You believe what you want to believe. That’s the lie of the century. Every single layoff is performance based to some degree. Sure you want to consolidate a couple orgs or shut down a project or an office and you lump that together with your performance based stuff.

(Also I was responding to a more generic comment saying doing layoff is bad and makes org more political.)


> It’s usually very obvious and there’s consensus who the bottom 10% are.

Sigh, and company keep them for sentimental reasons I guess…


You’re being sarcastic but it is for sentimental reasons (for the immediate manager and team who doesn’t want to make the hard choices and do the work) as well as the empire building reasons (managers’ universal dick measuring contest is org size [1]).

[1]: the real debate is not “who’s my lowest performer” for each manager. It is about why I should cut rather than my sibling manager. If you force everyone to cut one person they all know who it will be.


It's funny because in this response you are arguing exactly the same thing as I was in my first comment: team sizes are always defined by political reasons (at manager's level, I didn't mention that above because I thought that was obvious, but here we are).

The duds who are the best at telling stories about how important their project is are the ones who can get the budget their team growing, and they are also the ones who are the most likely to defend their interests in the event of a layoff. Because, as you noted yourself, it is never about every individual manager selecting their lowest performers and laying them off, and much more about individual managers (at all levels) defending their own perimeter.

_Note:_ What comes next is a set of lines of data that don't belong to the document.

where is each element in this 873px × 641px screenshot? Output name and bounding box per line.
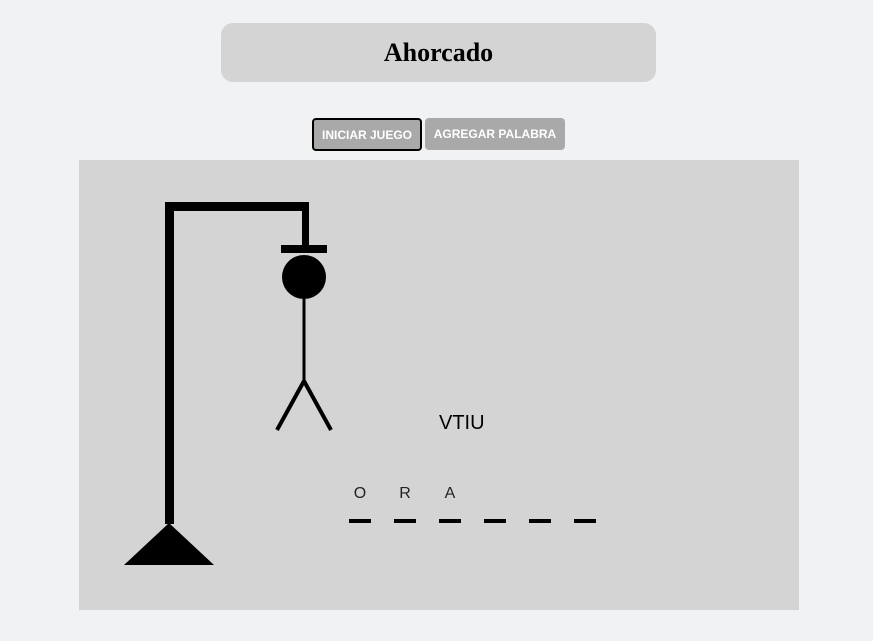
gallows-beam (165, 202, 308, 211)
gallows-base (124, 523, 214, 565)
start-game-button[interactable]: INICIAR JUEGO (312, 118, 422, 151)
wrong-letters: VTIU (439, 412, 485, 434)
slot-dash (529, 519, 551, 523)
slot-dash (439, 519, 461, 523)
hangman-left-leg (275, 380, 306, 431)
gallows-rope (302, 202, 309, 246)
slot-letter: A (444, 485, 456, 502)
add-word-button[interactable]: AGREGAR PALABRA (425, 118, 565, 150)
hangman-head (282, 255, 326, 299)
slot-dash (349, 519, 371, 523)
letter-slot: O (349, 485, 394, 525)
letter-slot (529, 485, 574, 525)
gallows-pole (165, 202, 174, 524)
slot-letter: R (399, 485, 411, 502)
slot-dash (484, 519, 506, 523)
word-slots: O R A (349, 485, 619, 525)
slot-dash (394, 519, 416, 523)
title-banner: Ahorcado (221, 23, 656, 82)
slot-dash (574, 519, 596, 523)
letter-slot: A (439, 485, 484, 525)
toolbar: INICIAR JUEGO AGREGAR PALABRA (312, 118, 565, 151)
gallows-hook (281, 245, 327, 253)
slot-letter: O (353, 485, 367, 502)
page-title: Ahorcado (383, 37, 494, 67)
game-board: VTIU O R A (79, 160, 799, 610)
letter-slot (574, 485, 619, 525)
hangman-drawing (124, 202, 333, 565)
letter-slot (484, 485, 529, 525)
letter-slot: R (394, 485, 439, 525)
hangman-right-leg (302, 380, 333, 431)
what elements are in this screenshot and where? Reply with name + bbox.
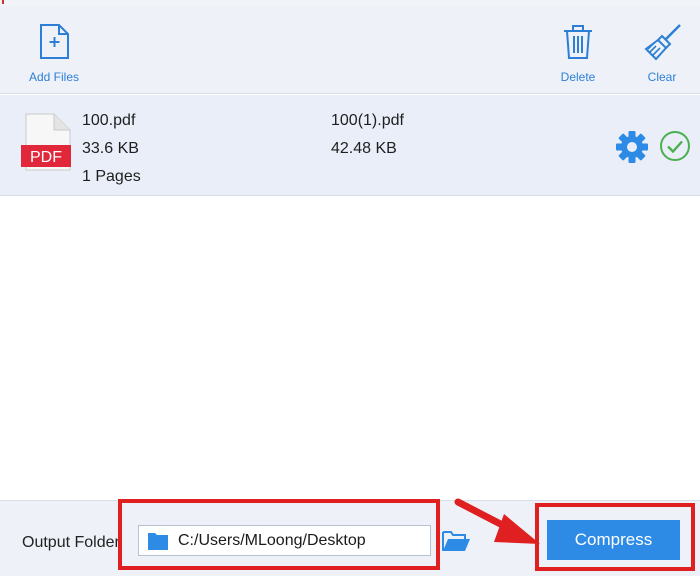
source-file-info: 100.pdf 33.6 KB 1 Pages bbox=[82, 107, 141, 191]
pdf-icon-label: PDF bbox=[30, 149, 62, 166]
source-page-count: 1 Pages bbox=[82, 168, 141, 185]
app-icon bbox=[2, 0, 10, 4]
check-circle-icon bbox=[660, 131, 690, 161]
clear-button[interactable]: Clear bbox=[627, 22, 697, 88]
delete-label: Delete bbox=[560, 70, 596, 84]
trash-icon bbox=[558, 22, 598, 62]
output-file-size: 42.48 KB bbox=[331, 140, 397, 157]
broom-icon bbox=[642, 22, 682, 62]
source-file-size: 33.6 KB bbox=[82, 140, 139, 157]
file-list-empty-area bbox=[0, 196, 700, 500]
annotation-arrow-icon bbox=[454, 498, 540, 544]
gear-icon[interactable] bbox=[615, 130, 649, 164]
add-files-label: Add Files bbox=[28, 70, 80, 84]
compress-button[interactable]: Compress bbox=[547, 520, 680, 560]
pdf-file-icon: PDF bbox=[21, 113, 71, 171]
file-list-row[interactable]: PDF 100.pdf 33.6 KB 1 Pages 100(1).pdf 4… bbox=[0, 95, 700, 196]
clear-label: Clear bbox=[647, 70, 677, 84]
delete-button[interactable]: Delete bbox=[543, 22, 613, 88]
output-file-info: 100(1).pdf 42.48 KB bbox=[331, 107, 404, 163]
output-folder-label: Output Folder bbox=[22, 534, 120, 551]
output-file-name: 100(1).pdf bbox=[331, 112, 404, 129]
output-folder-highlight bbox=[118, 499, 440, 570]
add-files-button[interactable]: Add Files bbox=[19, 22, 89, 88]
toolbar: Add Files Delete Clear bbox=[0, 6, 700, 94]
source-file-name: 100.pdf bbox=[82, 112, 136, 129]
add-file-icon bbox=[34, 22, 74, 62]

And in practice, being good at this type of games isn't a good proxy for knowing which managers are good at fostering an efficient team under them.


The point I am making is it does not matter if you are cutting 3%. Sure you might end up taking out a third of the bottom 0-10% instead of 0-3% but what difference does it make? It won't be a material political concern for your 50+ percentile employee base.

It does, however, make a difference on the promotion side.


> Sure you might end up taking out a third of the bottom 0-10% instead of 0-3% but what difference does it make?

That's not how it works! You'd have entire projects or department being sacked, with many otherwise very competent people being laid off, and projects deemed strategic being completely immune from layoff.

And even inside departments or projects, the people best seen by management will be safe, and the people more focused on actual work will be more at risk.

The harsh truth is that an organization simply has no way to even know who the “bottom 10% performance-wise” are. (And management assessment tend to correlate negatively with actual performance)


>Given the layoffs round from last week, in a record earnings year, I wonder if this is a side effect of those layoffs.

Decisions, preparations and execution to open source such projects in big corporations to not happen within a week, two or month.


you could probably say the same about layoffs


But the knowledge about layoffs is at very high levels at the beginning

Managers learn about lay offs day or two before engineers


Can't help but be pessimistic about this or any news coming out of Build, given the circumstances.


Unless they're just flat out lying, no:

> This is the result of a multiyear effort to prepare for this


People lie in court under oath, so excuse my sceptism when key people across .NET, Typescript, Python and AI frameworks have been let go.